Pork is quite high in fat and like beef is not a “natural” food for cats.
Meat or fish by-products are the parts of the animal that humans do not consume: lungs, spleen, etc.
While it is good for the food you give to have a good proportion of “Meat”, “by-products” are perfectly acceptable for cats.
Complete vs. Supplementary Foods?
One of the latest marketing gimmicks of some pet food companies is the arrival of “supplementary” foods: a sort of snack for your cat.
Unfortunately, the mention that they are supplementary and not complete foods is often written in very small text and not very visible.
Supplementary foods are supposed to be given in addition to complete foods. They lack certain essential nutritional elements, such as essential vitamins and minerals, taurine or the essential amino acids that are vital for your cat.
If they are low carb, they are not “bad” for your cat – they simply do not provide the balanced diet necessary. As they don’t, there is no point in buying them or feeding them to your cat!
Some examples are:
• In the US: Fancy Feast Appetizers
• In Europe and elsewhere: Applaws
Make sure that the food you buy does state that it is a “Complete” food.
Vet “special diabetic” food
The ONLY canned vet food outside of Europe that is appropriate for FD cats is Purina DM “regular”. All other canned foods (e.g. Hill’s MD or WD) are far too high in carbs.
Purina DM “regular” is an acceptable choice in terms of carbs (5%); however, it does contain oat fibre and it is expensive. There are better choices to be found in your local supermarket aisle.
To note: Purina DM Savory Selects is too high in carbs (12%) and contains wheat gluten, corn starch and soy. It is not an appropriate food for an FD cat.
In Europe, in addition to Purina DM “regular”, Animonda Integra Protect Diabetes is also acceptable, with 7.2% carbs.
Once you have taken into account the points above, it is time to calculate the carbs on a dry matter basis. Please see the Calculating Carbs – Carb Calculator under Useful TR Tools & Tips in the Knowledge Centre for information on how to do that.

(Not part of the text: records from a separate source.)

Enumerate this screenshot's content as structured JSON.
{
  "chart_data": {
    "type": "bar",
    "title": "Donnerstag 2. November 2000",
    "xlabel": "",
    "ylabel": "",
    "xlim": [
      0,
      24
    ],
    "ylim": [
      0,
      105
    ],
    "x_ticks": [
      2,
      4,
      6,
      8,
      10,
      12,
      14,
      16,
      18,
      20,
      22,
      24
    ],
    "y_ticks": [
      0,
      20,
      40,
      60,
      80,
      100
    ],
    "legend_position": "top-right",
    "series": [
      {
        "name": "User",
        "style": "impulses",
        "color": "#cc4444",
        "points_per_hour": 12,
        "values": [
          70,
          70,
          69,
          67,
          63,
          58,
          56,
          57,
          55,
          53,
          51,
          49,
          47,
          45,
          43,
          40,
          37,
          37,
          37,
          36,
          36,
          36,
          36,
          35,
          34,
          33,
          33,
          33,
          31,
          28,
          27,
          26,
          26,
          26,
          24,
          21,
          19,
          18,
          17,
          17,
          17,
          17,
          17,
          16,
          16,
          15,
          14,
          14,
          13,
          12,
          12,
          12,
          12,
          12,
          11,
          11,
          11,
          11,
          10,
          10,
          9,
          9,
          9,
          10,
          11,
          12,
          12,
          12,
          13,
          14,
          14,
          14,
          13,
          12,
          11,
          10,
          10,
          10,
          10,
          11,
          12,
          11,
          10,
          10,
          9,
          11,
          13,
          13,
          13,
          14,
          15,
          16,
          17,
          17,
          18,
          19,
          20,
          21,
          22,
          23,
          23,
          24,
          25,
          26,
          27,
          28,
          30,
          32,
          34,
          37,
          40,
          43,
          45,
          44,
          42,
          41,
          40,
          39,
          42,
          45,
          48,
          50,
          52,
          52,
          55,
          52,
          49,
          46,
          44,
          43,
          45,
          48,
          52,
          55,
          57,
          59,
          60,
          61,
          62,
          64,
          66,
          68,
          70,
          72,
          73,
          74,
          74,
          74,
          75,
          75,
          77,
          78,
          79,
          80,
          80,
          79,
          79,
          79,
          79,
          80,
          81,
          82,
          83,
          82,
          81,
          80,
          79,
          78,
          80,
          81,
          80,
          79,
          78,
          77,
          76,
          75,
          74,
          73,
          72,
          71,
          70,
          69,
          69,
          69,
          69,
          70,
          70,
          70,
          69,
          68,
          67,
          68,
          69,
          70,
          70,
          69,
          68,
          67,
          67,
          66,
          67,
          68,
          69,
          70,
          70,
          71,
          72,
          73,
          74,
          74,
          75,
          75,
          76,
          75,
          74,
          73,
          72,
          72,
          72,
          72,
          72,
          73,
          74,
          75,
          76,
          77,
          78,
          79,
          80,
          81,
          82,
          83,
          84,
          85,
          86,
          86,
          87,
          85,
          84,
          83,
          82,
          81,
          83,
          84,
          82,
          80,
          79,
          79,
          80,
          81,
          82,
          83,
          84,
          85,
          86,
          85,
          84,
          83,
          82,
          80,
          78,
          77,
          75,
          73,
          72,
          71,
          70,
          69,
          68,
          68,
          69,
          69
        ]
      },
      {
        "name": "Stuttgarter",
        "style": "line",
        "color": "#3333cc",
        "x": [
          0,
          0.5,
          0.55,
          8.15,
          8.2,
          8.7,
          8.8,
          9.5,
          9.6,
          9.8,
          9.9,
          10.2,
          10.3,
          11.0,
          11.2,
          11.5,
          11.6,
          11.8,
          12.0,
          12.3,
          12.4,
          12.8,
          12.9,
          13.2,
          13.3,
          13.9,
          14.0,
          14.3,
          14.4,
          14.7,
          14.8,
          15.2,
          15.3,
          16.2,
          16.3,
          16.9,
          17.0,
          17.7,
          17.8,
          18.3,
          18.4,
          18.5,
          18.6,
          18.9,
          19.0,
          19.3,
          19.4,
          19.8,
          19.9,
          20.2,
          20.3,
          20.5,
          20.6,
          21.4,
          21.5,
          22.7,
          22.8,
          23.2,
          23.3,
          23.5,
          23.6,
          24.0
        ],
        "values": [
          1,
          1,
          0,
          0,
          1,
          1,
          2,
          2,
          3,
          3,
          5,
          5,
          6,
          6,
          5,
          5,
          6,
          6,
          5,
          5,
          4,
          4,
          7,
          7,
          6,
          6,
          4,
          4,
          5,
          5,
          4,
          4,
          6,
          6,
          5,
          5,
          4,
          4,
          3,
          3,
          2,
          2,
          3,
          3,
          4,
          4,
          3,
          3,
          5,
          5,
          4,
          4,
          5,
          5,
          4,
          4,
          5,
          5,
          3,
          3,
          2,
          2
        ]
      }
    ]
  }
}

Important: If your cat is currently on high carb food you MUST follow the detox steps that are explained in Detoxing Your Cat From High Carb Food under Starting TR in the Knowledge Centre to ensure that your cat is kept safe.
More information on reading Pet Food Labels
For more information on reading Pet Food labels please see: How to Read Cat Food Labels.
For European members, the following link will take you to the European Pet Food Industry Federation site and their page with a link to their “Code of Good Labelling Practices”, which has been registered with the European Commission. The Code is very detailed, but there is some interesting information to be found. FEDIAF Pet Food Labeling
…. And Finally
Finding the right low carb food for your cat does take some time and some research… but once you have found the right food for your cat and you see he is doing well on it, move on! Cats do not need constant variety or food changes – if something is working well, don’t change it. Do not let food become your primary focus – it is only one element towards helping your diabetic cat to better health.